The prevalence of severe obesity, defined as body mass index (BMI) ≥ 35.0 kg/m(2), is rising rapidly. Given the disproportionately high health burden and healthcare costs associated with this condition, understanding the underlying aetiology, including predisposing genetic factors, is a biomedical research priority. Previous studies have suggested that severe obesity represents an extreme tail of the population BMI variation, reflecting shared genetic factors operating across the spectrum. Here, we sought to determine whether a panel of 32 known common obesity-susceptibility variants contribute to severe obesity in patients (n = 1,003, mean BMI 48.4 ± 8.1 kg/m(2)) attending bariatric surgery clinics in two European centres. We examined the effects of these 32 common variants on obesity risk and BMI, both as individual markers and in combination as a genetic risk score, in a comparison with normal-weight controls (n = 1,809, BMI 18.0-24.9 kg/m(2)); an approach which, to our knowledge, has not been previously undertaken in the setting of a bariatric clinic. We found strong associations with severe obesity for SNP rs9939609 within the FTO gene (P = 9.3 × 10(-8)) and SNP rs2815752 near the NEGR1 gene (P = 3.6 × 10(-4)), and directionally consistent nominal associations (P<0.05) for 12 other SNPs. The genetic risk score associated with severe obesity (P = 8.3 × 10(-11)) but, within the bariatric cohort, this score did not associate with BMI itself (P = 0.264). Our results show significant effects of individual BMI-associated common variants within a relatively small sample size of bariatric patients. Furthermore, the burden of such low-penetrant risk alleles contributes to severe obesity in this population. Our findings support that severe obesity observed in bariatric patients represents an extreme tail of the population BMI variation. Moreover, future genetic studies focused on bariatric patients may provide valuable insights into the pathogenesis of obesity at a population level.

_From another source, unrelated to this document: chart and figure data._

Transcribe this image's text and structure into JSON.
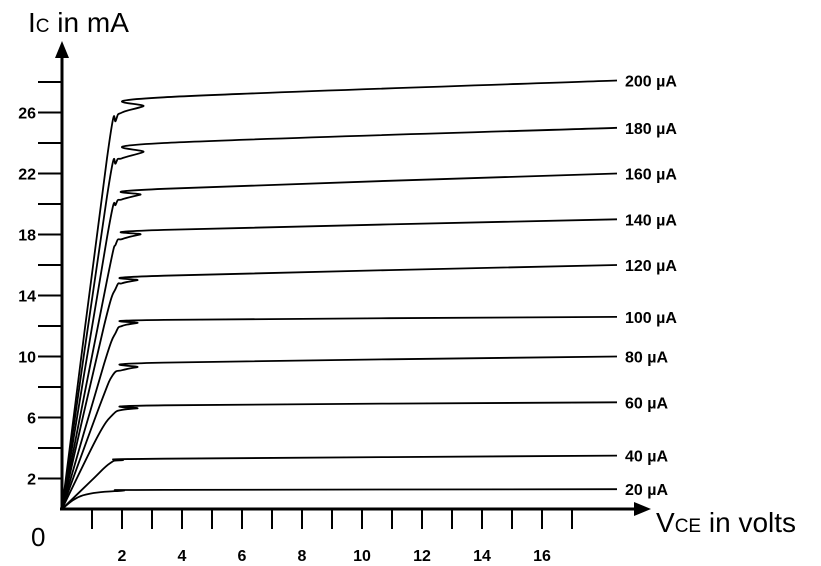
{
  "chart_data": {
    "type": "line",
    "title": "",
    "ylabel": {
      "main": "I",
      "sub": "C",
      "rest": " in mA"
    },
    "xlabel": {
      "main": "V",
      "sub": "CE",
      "rest": " in volts"
    },
    "origin_label": "0",
    "xlim": [
      0,
      19
    ],
    "ylim": [
      0,
      30
    ],
    "x_ticks": [
      1,
      2,
      3,
      4,
      5,
      6,
      7,
      8,
      9,
      10,
      11,
      12,
      13,
      14,
      15,
      16,
      17
    ],
    "x_tick_labels": [
      {
        "value": 2,
        "label": "2"
      },
      {
        "value": 4,
        "label": "4"
      },
      {
        "value": 6,
        "label": "6"
      },
      {
        "value": 8,
        "label": "8"
      },
      {
        "value": 10,
        "label": "10"
      },
      {
        "value": 12,
        "label": "12"
      },
      {
        "value": 14,
        "label": "14"
      },
      {
        "value": 16,
        "label": "16"
      }
    ],
    "y_ticks": [
      2,
      4,
      6,
      8,
      10,
      12,
      14,
      16,
      18,
      20,
      22,
      24,
      26,
      28
    ],
    "y_tick_labels": [
      {
        "value": 2,
        "label": "2"
      },
      {
        "value": 6,
        "label": "6"
      },
      {
        "value": 10,
        "label": "10"
      },
      {
        "value": 14,
        "label": "14"
      },
      {
        "value": 18,
        "label": "18"
      },
      {
        "value": 22,
        "label": "22"
      },
      {
        "value": 26,
        "label": "26"
      }
    ],
    "grid": false,
    "legend": "labels at right end of each curve",
    "series": [
      {
        "name": "20 µA",
        "x": [
          0,
          0.7,
          2,
          3.4,
          18.5
        ],
        "y": [
          0,
          0.9,
          1.2,
          1.25,
          1.3
        ]
      },
      {
        "name": "40 µA",
        "x": [
          0,
          1,
          1.6,
          2,
          3.4,
          18.5
        ],
        "y": [
          0,
          1.9,
          3.0,
          3.2,
          3.3,
          3.5
        ]
      },
      {
        "name": "60 µA",
        "x": [
          0,
          1.2,
          1.7,
          2,
          2.5,
          3.4,
          18.5
        ],
        "y": [
          0,
          4.8,
          6.2,
          6.5,
          6.6,
          6.8,
          7.0
        ]
      },
      {
        "name": "80 µA",
        "x": [
          0,
          1.3,
          1.7,
          2,
          2.5,
          3.4,
          18.5
        ],
        "y": [
          0,
          7.0,
          8.8,
          9.1,
          9.3,
          9.6,
          10.0
        ]
      },
      {
        "name": "100 µA",
        "x": [
          0,
          1.4,
          1.8,
          2,
          2.5,
          3.4,
          18.5
        ],
        "y": [
          0,
          9.5,
          11.6,
          12.0,
          12.2,
          12.4,
          12.6
        ]
      },
      {
        "name": "120 µA",
        "x": [
          0,
          1.4,
          1.8,
          2,
          2.5,
          3.4,
          18.5
        ],
        "y": [
          0,
          12.0,
          14.5,
          14.8,
          15.0,
          15.3,
          16.0
        ]
      },
      {
        "name": "140 µA",
        "x": [
          0,
          1.5,
          1.8,
          2,
          2.6,
          3.4,
          18.5
        ],
        "y": [
          0,
          15.0,
          17.4,
          17.7,
          18.0,
          18.3,
          19.0
        ]
      },
      {
        "name": "160 µA",
        "x": [
          0,
          1.5,
          1.8,
          2,
          2.6,
          3.4,
          18.5
        ],
        "y": [
          0,
          17.8,
          20.0,
          20.3,
          20.6,
          21.0,
          22.0
        ]
      },
      {
        "name": "180 µA",
        "x": [
          0,
          1.5,
          1.8,
          2,
          2.7,
          3.4,
          18.5
        ],
        "y": [
          0,
          20.5,
          22.7,
          23.0,
          23.4,
          24.0,
          25.0
        ]
      },
      {
        "name": "200 µA",
        "x": [
          0,
          1.5,
          1.8,
          2,
          2.7,
          3.4,
          18.5
        ],
        "y": [
          0,
          23.0,
          25.5,
          26.0,
          26.4,
          27.0,
          28.1
        ]
      }
    ]
  }
}
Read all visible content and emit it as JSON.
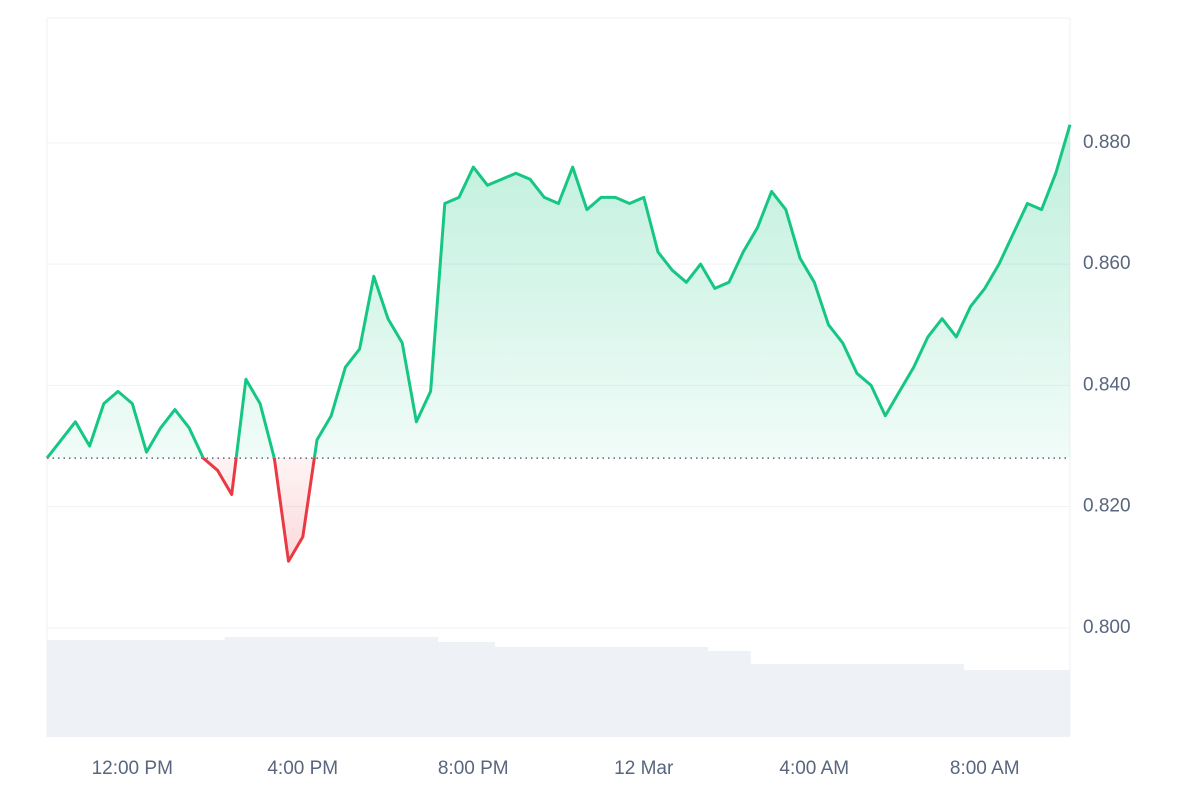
{
  "chart_data": {
    "type": "line",
    "categories": [
      null,
      null,
      null,
      null,
      null,
      null,
      "12:00 PM",
      null,
      null,
      null,
      null,
      null,
      null,
      null,
      null,
      null,
      null,
      null,
      "4:00 PM",
      null,
      null,
      null,
      null,
      null,
      null,
      null,
      null,
      null,
      null,
      null,
      "8:00 PM",
      null,
      null,
      null,
      null,
      null,
      null,
      null,
      null,
      null,
      null,
      null,
      "12 Mar",
      null,
      null,
      null,
      null,
      null,
      null,
      null,
      null,
      null,
      null,
      null,
      "4:00 AM",
      null,
      null,
      null,
      null,
      null,
      null,
      null,
      null,
      null,
      null,
      null,
      "8:00 AM",
      null,
      null,
      null,
      null,
      null,
      null
    ],
    "values": [
      0.828,
      0.831,
      0.834,
      0.83,
      0.837,
      0.839,
      0.837,
      0.829,
      0.833,
      0.836,
      0.833,
      0.828,
      0.826,
      0.822,
      0.841,
      0.837,
      0.828,
      0.811,
      0.815,
      0.831,
      0.835,
      0.843,
      0.846,
      0.858,
      0.851,
      0.847,
      0.834,
      0.839,
      0.87,
      0.871,
      0.876,
      0.873,
      0.874,
      0.875,
      0.874,
      0.871,
      0.87,
      0.876,
      0.869,
      0.871,
      0.871,
      0.87,
      0.871,
      0.862,
      0.859,
      0.857,
      0.86,
      0.856,
      0.857,
      0.862,
      0.866,
      0.872,
      0.869,
      0.861,
      0.857,
      0.85,
      0.847,
      0.842,
      0.84,
      0.835,
      0.839,
      0.843,
      0.848,
      0.851,
      0.848,
      0.853,
      0.856,
      0.86,
      0.865,
      0.87,
      0.869,
      0.875,
      0.883
    ],
    "reference_line": 0.828,
    "color_up": "#16c784",
    "color_down": "#ea3943",
    "ylim": [
      0.782,
      0.9006
    ],
    "yticks": [
      {
        "value": 0.8,
        "label": "0.800"
      },
      {
        "value": 0.82,
        "label": "0.820"
      },
      {
        "value": 0.84,
        "label": "0.840"
      },
      {
        "value": 0.86,
        "label": "0.860"
      },
      {
        "value": 0.88,
        "label": "0.880"
      }
    ],
    "grid": true,
    "volume": [
      97,
      97,
      97,
      97,
      97,
      97,
      97,
      97,
      97,
      97,
      97,
      97,
      97,
      100,
      100,
      100,
      100,
      100,
      100,
      100,
      100,
      100,
      100,
      100,
      100,
      100,
      100,
      100,
      95,
      95,
      95,
      95,
      90,
      90,
      90,
      90,
      90,
      90,
      90,
      90,
      90,
      90,
      90,
      90,
      90,
      90,
      90,
      86,
      86,
      86,
      73,
      73,
      73,
      73,
      73,
      73,
      73,
      73,
      73,
      73,
      73,
      73,
      73,
      73,
      73,
      67,
      67,
      67,
      67,
      67,
      67,
      67,
      67
    ],
    "volume_ylim": [
      0,
      100
    ],
    "volume_color": "#eef1f5"
  }
}
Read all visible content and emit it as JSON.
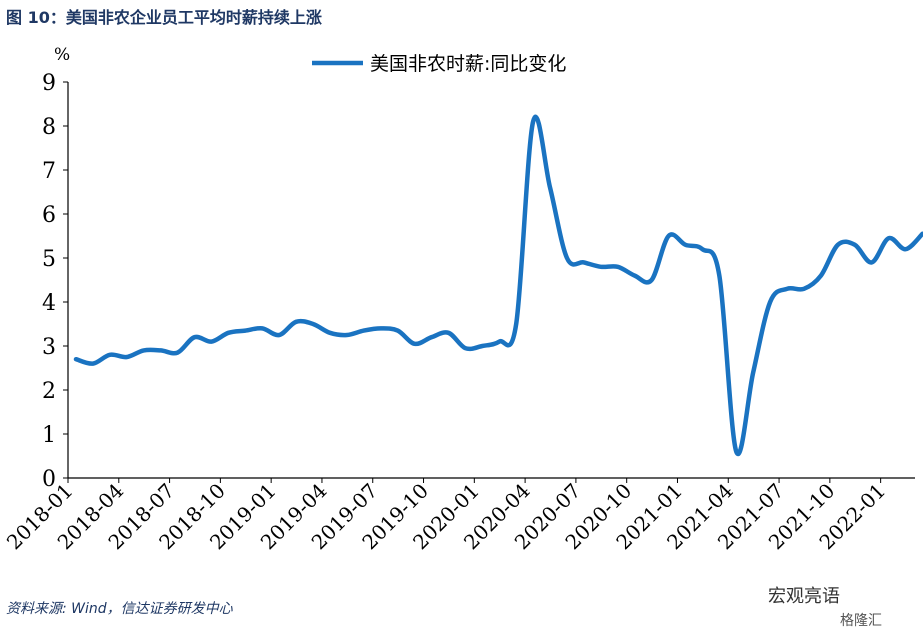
{
  "figure": {
    "title": "图 10：美国非农企业员工平均时薪持续上涨",
    "source": "资料来源: Wind，信达证券研发中心",
    "watermark_account": "宏观亮语",
    "watermark_site": "格隆汇"
  },
  "colors": {
    "line": "#1a73c1",
    "title": "#1f3864",
    "axis": "#000000"
  },
  "chart_data": {
    "type": "line",
    "ylabel": "%",
    "ylim": [
      0,
      9
    ],
    "yticks": [
      0,
      1,
      2,
      3,
      4,
      5,
      6,
      7,
      8,
      9
    ],
    "grid": false,
    "legend": "top",
    "xtick_labels": [
      "2018-01",
      "2018-04",
      "2018-07",
      "2018-10",
      "2019-01",
      "2019-04",
      "2019-07",
      "2019-10",
      "2020-01",
      "2020-04",
      "2020-07",
      "2020-10",
      "2021-01",
      "2021-04",
      "2021-07",
      "2021-10",
      "2022-01"
    ],
    "x": [
      "2018-01",
      "2018-02",
      "2018-03",
      "2018-04",
      "2018-05",
      "2018-06",
      "2018-07",
      "2018-08",
      "2018-09",
      "2018-10",
      "2018-11",
      "2018-12",
      "2019-01",
      "2019-02",
      "2019-03",
      "2019-04",
      "2019-05",
      "2019-06",
      "2019-07",
      "2019-08",
      "2019-09",
      "2019-10",
      "2019-11",
      "2019-12",
      "2020-01",
      "2020-02",
      "2020-03",
      "2020-04",
      "2020-05",
      "2020-06",
      "2020-07",
      "2020-08",
      "2020-09",
      "2020-10",
      "2020-11",
      "2020-12",
      "2021-01",
      "2021-02",
      "2021-03",
      "2021-04",
      "2021-05",
      "2021-06",
      "2021-07",
      "2021-08",
      "2021-09",
      "2021-10",
      "2021-11",
      "2021-12",
      "2022-01",
      "2022-02",
      "2022-03"
    ],
    "series": [
      {
        "name": "美国非农时薪:同比变化",
        "values": [
          2.7,
          2.6,
          2.8,
          2.75,
          2.9,
          2.9,
          2.85,
          3.2,
          3.1,
          3.3,
          3.35,
          3.4,
          3.25,
          3.55,
          3.5,
          3.3,
          3.25,
          3.35,
          3.4,
          3.35,
          3.05,
          3.2,
          3.3,
          2.95,
          3.0,
          3.1,
          3.5,
          8.1,
          6.6,
          5.0,
          4.9,
          4.8,
          4.8,
          4.6,
          4.5,
          5.5,
          5.3,
          5.2,
          4.6,
          0.6,
          2.4,
          4.0,
          4.3,
          4.3,
          4.6,
          5.3,
          5.3,
          4.9,
          5.45,
          5.2,
          5.55
        ]
      }
    ]
  }
}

严重肥胖的患病率正在迅速上升,其定义为体重指数(BMI)≥35.0kg/m²。鉴于这种疾病与不成比例的高健康负担和医疗保健费用相关,了解潜在病因,包括易患的遗传因素,是生物医学研究的重点。先前的研究表明,严重肥胖代表人群 BMI 变异的极端尾部,反映了在整个范围内起作用的共同遗传因素。在这里,我们试图确定一组 32 个已知的常见肥胖易感性变异是否会导致在两个欧洲中心的减肥手术诊所就诊的患者(n=1003,平均 BMI 为 48.4±8.1kg/m²)中出现严重肥胖。我们检查了这些 32 个常见变异在肥胖风险和 BMI 中的作用,无论是作为个体标志物还是作为遗传风险评分进行组合,与正常体重对照组(n=1809,BMI 为 18.0-24.9kg/m²)进行比较;据我们所知,这种方法以前在减肥诊所中没有进行过。我们发现 SNP rs9939609 在 FTO 基因内与严重肥胖强烈相关(P=9.3×10(-8)),SNP rs2815752 在 NEGR1 基因附近与严重肥胖强烈相关(P=3.6×10(-4)),并且 12 个其他 SNP 具有方向一致的名义关联(P<0.05)。与严重肥胖相关的遗传风险评分(P=8.3×10(-11)),但在减肥队列中,该评分本身与 BMI 不相关(P=0.264)。我们的结果表明,在相对较小的减肥患者样本中,个体 BMI 相关常见变异具有显著影响。此外,这种低外显率风险等位基因的负担会导致该人群出现严重肥胖。我们的研究结果表明,在减肥患者中观察到的严重肥胖代表人群 BMI 变异的极端尾部。此外,专注于减肥患者的未来遗传研究可能会为人群肥胖的发病机制提供有价值的见解。